Sunday, September 14, 2008
This time of year corn on the cob just beckons me, because I know it will soon be gone. I find myself buying it every time I see it, even if it doesn’t fit into my menu plans. So far the best corn I’ve had all season has come from Hart Farm in Dennisport, but the Hubby found some corn at Stop and Shop in Yarmouth (of all places) that was so unbelievably sweet I could have eaten it raw.
Corn that wonderful needed a great recipe. Luckily, I just got a copy of Cook’s Illustrated American Classics and there was a recipe for fresh corn chowder I was dying to try. I love corn chowder and I was intrigued by the recipe. Of course, I changed things up a little to reflect my preferences. For example, I prefer bacon to salt pork and I used 2% milk and light cream instead of whole milk and heavy cream.
The recipe also tested ways to save some of this season’s corn to make chowder in the wintertime when it will be especially welcome. The best method for preserving the fresh taste of corn, according to the tester at Cook's is to blanch the whole ears for five minutes and then shock them in a cold water bath and spread the ears on a clean towel to dry. When fuly dry put the corn into a zip lock bag, press out the air and seal the bag. Date and freeze. When you want to prepare the recipe, cook the corn for two to three minutes instead of ten minutes.
Voila, the fresh taste of summer on a cold winter day!
Fresh Corn Chowder
8 medium ears of corn, husks and silks removed
5 slices of bacon, diced
1 tablespoon butter
1 large Vidalia onion, chopped
2 garlic cloves, minced fine
3 tablespoons flour
3 cups organic chicken broth
2 cups red skin potatoes, cut into 1/4 inch cubes
1 bay leaf
1 teaspoon fresh thyme, chopped
2 cups 2% milk
1 cup light cream
2 tablespoons fresh parsley, chopped
1 1/2 teaspoon salt
1/2 teaspoon fresh ground cracked pepper
Stand corn on end in a bowl and cut kernels from four ears of corn.
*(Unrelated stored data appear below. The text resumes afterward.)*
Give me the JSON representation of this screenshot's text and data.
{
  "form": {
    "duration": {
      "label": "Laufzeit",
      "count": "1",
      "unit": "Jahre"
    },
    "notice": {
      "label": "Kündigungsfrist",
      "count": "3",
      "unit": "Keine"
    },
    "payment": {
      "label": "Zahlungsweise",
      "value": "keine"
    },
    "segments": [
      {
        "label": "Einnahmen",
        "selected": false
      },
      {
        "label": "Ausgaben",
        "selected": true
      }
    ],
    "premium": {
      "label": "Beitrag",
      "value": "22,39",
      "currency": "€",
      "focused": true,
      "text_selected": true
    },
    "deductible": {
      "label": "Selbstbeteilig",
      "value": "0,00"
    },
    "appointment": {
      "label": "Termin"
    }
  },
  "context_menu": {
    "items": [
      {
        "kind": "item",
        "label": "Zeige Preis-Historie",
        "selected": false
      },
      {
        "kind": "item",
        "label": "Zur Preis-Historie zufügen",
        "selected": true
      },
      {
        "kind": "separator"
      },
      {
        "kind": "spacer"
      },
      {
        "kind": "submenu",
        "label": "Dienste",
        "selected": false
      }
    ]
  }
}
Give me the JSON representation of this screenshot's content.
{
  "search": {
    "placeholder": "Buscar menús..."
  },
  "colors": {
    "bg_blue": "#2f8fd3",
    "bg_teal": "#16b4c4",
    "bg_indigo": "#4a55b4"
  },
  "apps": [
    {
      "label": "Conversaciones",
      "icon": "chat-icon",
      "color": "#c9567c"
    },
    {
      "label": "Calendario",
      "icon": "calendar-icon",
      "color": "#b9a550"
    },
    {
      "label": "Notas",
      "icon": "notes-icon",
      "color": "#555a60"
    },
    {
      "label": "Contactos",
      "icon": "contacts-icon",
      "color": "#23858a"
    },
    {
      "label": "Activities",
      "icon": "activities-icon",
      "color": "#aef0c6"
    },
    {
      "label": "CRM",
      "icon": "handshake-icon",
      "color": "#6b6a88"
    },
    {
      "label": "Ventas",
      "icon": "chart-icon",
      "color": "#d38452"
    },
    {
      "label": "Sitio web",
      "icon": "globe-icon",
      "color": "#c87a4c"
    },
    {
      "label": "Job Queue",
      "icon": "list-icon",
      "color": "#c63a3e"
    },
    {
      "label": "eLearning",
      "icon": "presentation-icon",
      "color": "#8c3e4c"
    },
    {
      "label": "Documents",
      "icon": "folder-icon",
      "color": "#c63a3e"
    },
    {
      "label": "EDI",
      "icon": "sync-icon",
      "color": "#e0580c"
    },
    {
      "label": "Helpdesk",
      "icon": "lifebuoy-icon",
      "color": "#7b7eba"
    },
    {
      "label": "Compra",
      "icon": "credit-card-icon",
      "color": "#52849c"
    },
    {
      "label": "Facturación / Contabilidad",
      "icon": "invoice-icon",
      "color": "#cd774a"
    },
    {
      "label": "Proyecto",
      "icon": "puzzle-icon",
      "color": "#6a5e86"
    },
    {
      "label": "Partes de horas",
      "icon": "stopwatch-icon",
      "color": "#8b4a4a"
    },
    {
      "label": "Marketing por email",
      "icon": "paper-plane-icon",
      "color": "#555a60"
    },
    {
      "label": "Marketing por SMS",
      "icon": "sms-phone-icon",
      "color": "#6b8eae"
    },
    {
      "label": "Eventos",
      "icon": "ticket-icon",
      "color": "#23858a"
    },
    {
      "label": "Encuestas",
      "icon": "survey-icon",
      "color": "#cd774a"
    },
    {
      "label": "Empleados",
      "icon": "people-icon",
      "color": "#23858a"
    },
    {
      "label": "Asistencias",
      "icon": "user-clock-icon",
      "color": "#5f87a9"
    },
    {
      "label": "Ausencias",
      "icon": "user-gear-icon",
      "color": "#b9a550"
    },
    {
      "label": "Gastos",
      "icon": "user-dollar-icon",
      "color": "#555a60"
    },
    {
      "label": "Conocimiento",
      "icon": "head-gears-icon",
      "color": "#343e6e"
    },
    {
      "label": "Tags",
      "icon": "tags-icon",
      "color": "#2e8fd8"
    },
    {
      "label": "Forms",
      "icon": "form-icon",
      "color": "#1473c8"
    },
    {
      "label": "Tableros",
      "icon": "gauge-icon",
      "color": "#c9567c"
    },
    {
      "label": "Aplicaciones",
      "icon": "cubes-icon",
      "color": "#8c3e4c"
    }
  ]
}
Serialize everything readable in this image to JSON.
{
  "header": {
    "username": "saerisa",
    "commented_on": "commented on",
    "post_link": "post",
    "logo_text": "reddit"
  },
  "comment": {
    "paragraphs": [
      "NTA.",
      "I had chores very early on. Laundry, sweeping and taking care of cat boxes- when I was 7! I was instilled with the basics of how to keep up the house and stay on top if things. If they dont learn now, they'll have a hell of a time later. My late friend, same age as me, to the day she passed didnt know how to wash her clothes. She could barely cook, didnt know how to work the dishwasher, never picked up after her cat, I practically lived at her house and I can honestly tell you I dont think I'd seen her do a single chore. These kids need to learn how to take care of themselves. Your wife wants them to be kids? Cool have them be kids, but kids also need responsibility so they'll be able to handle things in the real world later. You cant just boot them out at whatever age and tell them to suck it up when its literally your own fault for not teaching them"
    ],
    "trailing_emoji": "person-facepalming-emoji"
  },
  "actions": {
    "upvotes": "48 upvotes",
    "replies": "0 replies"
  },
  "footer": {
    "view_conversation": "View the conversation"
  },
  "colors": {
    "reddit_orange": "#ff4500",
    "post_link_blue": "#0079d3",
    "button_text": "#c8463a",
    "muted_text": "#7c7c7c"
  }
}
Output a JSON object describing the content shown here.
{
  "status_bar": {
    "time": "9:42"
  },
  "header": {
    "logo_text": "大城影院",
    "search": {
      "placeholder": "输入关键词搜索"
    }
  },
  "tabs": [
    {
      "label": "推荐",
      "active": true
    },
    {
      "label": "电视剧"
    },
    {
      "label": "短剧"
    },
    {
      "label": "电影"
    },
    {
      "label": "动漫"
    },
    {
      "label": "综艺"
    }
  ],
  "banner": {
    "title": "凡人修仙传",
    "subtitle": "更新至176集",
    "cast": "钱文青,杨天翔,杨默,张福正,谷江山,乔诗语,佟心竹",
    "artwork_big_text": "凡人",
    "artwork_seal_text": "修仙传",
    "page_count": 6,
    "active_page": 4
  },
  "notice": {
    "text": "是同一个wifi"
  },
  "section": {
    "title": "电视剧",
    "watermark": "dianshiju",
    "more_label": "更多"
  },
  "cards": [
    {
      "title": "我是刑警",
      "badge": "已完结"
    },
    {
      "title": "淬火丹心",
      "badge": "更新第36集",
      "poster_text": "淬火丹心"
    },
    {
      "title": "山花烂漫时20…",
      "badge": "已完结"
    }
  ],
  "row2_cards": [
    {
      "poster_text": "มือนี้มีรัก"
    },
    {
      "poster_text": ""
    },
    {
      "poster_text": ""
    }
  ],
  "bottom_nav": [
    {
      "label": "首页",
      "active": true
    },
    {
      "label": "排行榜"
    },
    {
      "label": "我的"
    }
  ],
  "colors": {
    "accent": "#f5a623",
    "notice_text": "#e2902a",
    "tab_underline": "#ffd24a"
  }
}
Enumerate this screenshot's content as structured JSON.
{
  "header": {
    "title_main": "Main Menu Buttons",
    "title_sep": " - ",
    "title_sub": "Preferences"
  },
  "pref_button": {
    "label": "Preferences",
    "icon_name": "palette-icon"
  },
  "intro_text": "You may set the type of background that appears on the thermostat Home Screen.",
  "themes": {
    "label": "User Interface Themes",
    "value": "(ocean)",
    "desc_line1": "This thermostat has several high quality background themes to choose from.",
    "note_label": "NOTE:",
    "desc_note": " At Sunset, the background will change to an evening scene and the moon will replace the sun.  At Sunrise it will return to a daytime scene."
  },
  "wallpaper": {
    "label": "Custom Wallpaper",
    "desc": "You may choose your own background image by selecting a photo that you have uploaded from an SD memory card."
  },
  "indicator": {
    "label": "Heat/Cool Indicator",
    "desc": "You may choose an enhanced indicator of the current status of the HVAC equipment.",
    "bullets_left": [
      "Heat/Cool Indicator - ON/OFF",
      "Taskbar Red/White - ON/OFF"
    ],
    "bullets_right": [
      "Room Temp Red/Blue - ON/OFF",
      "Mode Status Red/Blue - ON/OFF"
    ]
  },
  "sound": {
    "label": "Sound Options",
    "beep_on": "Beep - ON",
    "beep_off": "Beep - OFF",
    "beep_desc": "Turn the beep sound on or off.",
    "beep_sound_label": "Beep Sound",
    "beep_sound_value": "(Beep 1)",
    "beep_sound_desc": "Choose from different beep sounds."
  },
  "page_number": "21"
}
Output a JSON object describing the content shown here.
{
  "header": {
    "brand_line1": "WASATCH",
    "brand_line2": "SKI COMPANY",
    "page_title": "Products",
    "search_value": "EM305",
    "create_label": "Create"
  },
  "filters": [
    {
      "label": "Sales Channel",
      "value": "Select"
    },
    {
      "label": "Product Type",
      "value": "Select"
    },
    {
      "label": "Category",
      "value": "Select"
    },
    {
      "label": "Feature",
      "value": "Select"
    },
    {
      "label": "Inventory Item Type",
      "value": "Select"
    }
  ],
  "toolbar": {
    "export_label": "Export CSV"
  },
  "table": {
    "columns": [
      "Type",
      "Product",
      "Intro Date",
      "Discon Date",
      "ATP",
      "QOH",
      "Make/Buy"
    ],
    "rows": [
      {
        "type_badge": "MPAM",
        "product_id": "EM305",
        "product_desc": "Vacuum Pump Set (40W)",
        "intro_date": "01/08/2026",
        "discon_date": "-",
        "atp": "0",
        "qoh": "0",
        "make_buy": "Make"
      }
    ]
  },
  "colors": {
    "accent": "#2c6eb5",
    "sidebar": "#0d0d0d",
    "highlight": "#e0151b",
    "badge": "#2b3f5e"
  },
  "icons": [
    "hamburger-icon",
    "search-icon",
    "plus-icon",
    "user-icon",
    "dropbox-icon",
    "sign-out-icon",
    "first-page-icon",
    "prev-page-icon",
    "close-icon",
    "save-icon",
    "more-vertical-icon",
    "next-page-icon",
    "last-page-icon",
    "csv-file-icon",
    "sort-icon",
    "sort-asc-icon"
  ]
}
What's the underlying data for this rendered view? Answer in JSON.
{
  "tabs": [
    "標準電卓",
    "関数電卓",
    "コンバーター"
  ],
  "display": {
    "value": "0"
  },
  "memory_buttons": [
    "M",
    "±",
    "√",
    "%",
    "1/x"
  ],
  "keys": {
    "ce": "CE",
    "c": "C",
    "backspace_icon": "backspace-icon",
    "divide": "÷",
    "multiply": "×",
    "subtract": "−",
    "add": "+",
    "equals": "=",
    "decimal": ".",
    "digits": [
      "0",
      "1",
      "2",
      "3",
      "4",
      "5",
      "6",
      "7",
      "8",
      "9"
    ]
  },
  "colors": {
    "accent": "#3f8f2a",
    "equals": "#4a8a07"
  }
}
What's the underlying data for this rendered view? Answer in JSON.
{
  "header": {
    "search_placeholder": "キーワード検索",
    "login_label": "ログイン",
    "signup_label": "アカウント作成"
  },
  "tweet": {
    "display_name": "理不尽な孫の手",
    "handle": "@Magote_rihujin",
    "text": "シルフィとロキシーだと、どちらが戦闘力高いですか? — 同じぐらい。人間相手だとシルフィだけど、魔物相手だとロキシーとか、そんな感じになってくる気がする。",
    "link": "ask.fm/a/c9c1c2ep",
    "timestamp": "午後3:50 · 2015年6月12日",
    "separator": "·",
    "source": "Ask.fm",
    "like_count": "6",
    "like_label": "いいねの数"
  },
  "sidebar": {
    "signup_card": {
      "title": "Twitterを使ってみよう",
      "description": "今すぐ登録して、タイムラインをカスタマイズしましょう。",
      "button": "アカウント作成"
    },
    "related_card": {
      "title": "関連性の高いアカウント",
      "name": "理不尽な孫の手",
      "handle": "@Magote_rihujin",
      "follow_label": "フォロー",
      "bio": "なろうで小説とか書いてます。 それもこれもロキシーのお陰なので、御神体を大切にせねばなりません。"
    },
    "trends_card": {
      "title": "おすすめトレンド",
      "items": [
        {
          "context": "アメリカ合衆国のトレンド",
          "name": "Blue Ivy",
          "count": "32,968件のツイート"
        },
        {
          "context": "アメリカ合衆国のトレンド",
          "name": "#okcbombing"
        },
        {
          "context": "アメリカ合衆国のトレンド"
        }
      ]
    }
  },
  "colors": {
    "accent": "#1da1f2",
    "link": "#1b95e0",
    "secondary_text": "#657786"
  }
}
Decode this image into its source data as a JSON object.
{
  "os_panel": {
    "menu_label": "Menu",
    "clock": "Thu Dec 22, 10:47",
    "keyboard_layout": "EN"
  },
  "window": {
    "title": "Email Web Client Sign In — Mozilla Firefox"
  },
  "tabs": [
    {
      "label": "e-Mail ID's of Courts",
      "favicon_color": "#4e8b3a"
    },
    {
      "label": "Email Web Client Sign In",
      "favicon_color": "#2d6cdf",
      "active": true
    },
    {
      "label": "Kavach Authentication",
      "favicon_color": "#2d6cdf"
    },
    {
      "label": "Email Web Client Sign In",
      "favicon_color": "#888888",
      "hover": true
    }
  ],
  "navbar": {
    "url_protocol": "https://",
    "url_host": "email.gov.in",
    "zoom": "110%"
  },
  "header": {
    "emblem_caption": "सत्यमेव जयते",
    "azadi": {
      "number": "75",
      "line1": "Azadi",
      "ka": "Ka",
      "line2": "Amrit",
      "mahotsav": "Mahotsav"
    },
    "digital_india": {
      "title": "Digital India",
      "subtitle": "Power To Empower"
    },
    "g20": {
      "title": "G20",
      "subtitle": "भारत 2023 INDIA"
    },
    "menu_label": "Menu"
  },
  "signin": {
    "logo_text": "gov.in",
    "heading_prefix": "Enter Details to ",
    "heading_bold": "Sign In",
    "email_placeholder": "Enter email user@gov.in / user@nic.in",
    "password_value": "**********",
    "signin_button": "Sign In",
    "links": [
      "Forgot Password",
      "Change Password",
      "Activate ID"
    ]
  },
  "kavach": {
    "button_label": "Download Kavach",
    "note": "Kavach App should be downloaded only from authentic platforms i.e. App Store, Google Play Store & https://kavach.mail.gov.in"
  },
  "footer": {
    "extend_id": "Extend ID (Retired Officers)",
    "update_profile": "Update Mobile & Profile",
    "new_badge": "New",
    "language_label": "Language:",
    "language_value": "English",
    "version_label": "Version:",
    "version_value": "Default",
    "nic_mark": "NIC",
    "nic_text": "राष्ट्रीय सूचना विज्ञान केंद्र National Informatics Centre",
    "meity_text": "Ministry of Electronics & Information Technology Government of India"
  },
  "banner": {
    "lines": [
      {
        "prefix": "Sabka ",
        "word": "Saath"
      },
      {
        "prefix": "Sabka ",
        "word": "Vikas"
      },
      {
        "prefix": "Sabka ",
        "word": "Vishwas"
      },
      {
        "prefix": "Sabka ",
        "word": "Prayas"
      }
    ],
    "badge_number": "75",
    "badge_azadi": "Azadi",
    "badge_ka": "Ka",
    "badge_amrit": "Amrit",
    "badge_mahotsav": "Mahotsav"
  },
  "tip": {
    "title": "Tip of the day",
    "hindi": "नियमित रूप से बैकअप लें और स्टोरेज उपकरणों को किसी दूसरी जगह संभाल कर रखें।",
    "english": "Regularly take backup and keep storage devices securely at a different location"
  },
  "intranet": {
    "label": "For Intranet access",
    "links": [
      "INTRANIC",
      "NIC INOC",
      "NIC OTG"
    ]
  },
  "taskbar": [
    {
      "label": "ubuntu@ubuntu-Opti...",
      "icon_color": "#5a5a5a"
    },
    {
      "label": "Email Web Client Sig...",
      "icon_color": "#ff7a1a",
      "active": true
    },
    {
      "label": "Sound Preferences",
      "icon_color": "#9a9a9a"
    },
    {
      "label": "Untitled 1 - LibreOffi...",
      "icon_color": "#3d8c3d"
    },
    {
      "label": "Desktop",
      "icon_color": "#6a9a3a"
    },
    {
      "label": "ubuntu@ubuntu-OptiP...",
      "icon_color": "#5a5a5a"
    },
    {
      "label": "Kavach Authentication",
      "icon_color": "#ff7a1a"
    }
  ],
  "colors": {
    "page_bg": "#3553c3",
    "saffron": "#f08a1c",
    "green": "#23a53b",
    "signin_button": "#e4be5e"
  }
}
Set aside. Grate kernels on box grater from remaining four ears of corn and put in separate bowl. Firmly scrape any pulp remaining from all 8 cobs into same bowl as grated corn.
Cook bacon in Dutch oven over medium high heat until fat is rendered and bacon is almost crisp. Remove bacon bits with metal slotted spoon and drain on plate lined with paper towel. Add butter to pan and melt. Add onions and cook over low heat until tender. Add garlic and cook two more minutes. Stir in flour and cook two minutes, stirring constantly. Whisking constantly, slowly add chicken broth.
Add potato, bay leaf, thyme, milk, grated corn and pulp, and half of reserved bacon. Bring to a boil then reduce heat to medium low and simmer until potatoes are almost tender, about 8 – 10 minutes.
Add reserved corn kernels and cream and return to simmer. Simmer about five minutes until corn kernels are tender, but still slightly crunchy. Stir in parsley, salt, pepper and remaining bacon. Remove bay leaf and serve immediately.